Re: Request: URN support in browsers needed!

Larry Masinter (masinter@parc.xerox.com)
Fri, 21 Oct 1994 23:15:20 +0100

I said:
>In general, any unknown scheme should be parsed to the proxy server
>unscathed!

and Dan asked:
>Are there exceptions for fragment identifiers, and search terms, and
>relative paths, or not?...

pointing out an example where an unknown scheme is followed by a
#section1 fragment identifier.

I think the answers are:

* fragment identifiers are *not* part of the URL (despite what RFC1630
says; this is an area that has been fixed in the current working
draft, soon to be a proposed standard RFC).

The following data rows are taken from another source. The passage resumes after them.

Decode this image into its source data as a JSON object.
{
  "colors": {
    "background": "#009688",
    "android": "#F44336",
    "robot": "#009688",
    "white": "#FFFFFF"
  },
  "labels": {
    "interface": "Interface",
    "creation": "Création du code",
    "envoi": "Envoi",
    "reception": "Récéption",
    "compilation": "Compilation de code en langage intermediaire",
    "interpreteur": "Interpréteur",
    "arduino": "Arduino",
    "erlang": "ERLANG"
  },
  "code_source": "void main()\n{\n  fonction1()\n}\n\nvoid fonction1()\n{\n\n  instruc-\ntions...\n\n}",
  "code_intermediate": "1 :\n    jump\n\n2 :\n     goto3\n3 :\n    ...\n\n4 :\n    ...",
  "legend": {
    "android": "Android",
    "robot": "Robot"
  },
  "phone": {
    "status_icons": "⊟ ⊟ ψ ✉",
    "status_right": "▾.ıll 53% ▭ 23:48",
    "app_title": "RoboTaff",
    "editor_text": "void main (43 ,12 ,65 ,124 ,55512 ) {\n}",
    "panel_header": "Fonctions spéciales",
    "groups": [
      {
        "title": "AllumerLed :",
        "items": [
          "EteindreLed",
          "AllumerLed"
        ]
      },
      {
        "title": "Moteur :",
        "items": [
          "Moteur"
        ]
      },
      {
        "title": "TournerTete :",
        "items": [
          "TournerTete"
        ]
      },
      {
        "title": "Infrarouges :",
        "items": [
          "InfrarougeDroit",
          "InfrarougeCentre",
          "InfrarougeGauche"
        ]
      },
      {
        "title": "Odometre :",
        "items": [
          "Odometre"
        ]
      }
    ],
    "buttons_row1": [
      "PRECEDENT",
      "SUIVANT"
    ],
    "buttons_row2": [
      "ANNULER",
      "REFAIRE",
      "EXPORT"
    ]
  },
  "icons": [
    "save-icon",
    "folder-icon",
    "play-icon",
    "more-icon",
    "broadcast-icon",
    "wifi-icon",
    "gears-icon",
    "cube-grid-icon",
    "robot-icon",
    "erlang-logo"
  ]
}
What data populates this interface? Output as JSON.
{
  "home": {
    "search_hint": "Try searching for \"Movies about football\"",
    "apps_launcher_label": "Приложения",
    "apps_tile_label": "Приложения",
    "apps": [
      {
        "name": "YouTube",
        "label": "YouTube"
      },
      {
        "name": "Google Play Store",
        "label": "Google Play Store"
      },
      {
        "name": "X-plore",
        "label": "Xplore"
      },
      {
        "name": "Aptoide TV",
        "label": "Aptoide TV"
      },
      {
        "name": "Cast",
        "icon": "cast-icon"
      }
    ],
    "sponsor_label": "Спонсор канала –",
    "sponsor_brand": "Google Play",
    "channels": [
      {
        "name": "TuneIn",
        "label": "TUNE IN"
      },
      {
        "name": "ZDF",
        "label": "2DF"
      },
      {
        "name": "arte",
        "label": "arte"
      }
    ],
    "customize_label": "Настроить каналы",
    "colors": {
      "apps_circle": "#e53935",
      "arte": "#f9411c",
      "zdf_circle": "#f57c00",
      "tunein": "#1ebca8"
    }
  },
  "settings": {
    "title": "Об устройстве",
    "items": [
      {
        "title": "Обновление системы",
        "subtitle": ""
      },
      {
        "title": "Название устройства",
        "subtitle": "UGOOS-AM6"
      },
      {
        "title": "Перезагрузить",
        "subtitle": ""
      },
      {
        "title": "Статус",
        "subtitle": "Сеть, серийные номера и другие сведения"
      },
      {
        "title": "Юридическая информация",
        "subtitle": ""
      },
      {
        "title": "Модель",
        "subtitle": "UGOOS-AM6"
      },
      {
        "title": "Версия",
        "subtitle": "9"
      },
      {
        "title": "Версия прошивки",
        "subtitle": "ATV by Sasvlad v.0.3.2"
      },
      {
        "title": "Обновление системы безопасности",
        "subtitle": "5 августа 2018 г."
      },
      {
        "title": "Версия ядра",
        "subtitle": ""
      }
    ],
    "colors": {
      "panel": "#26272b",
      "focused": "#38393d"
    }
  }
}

* search terms are part of some URL schemes and not others. Those that
have them may use a different syntax than others. Gopher URLs can
contain ? without having the ? treated as the introduction to a
search term, for example. It would be wrong to have URN => URL
remove any '?search' suffix, translate the sub-part, and then
reapply the ?search.

* relative paths are not complete URLs, and thus, the consideration
of what gets passed to the proxy isn't applicable. Rather, a
relative path gets combined with the base URL to produce a new
complete anchor specification; this anchor spec then can be
treated with the general algorithm.


Thus, in:

<p>See <a href="urn:234lkj23/4lk2j#section1">section 1 of "The
Birds and The Bees</a> for more info.
</body>

the data
GET urn:234lkj23/4lk2j HTTP/1.0

should be sent to the proxy. Supposing the resulting document contains

<html>
<head><isindex><title>An Example</title></head>
<body>
<p> See <a href="../overview.html">the overview</a> for
more info.

However, the relative path "../overview.html" is relative to the
'base' location of the result, and not necessarily its original URN
specification.

> Must the process of resolving urn:234lkj23/4lk2j yield some "local"
> address (ala the HTTP URI: or Location: header or the HTLM <BASE> tag)
> for use with relative HREF's?

I believe the processing of relative paths can be described
independently of the scheme of the base URL to which it is being
applied. If the user selects a relative path HREF, it will be combined
with whatever the base reference for the document is. If you want to
use 'urn:' without translation to some more "local" address, then
either the URNs must be spelled with nested a/b/c/d syntax so that the
relative links can be computed against them, or else you must avoid
using them in combination with relative paths, and, for example,
replace all of the relative paths in the document with explicit fully
specified URIs.

I think the same reasoning goes for <ISINDEX> queries, i.e., they only
work for those schemes that support ? as the query method with the
particular syntax defined for it, against the base URI. In this case,
it is even more clear that a 'urn' scheme would want supply a 'base'
against which subsequent queries and relative paths should be defined.

Dan also properly pointed out the irony of my complaint about
'multiple proxy servers' in the light of the experimental urn proxy.

The simplest way to handle the cases of search and relative pointers
would be to have the urn proxy do redirects rather than return the
resource.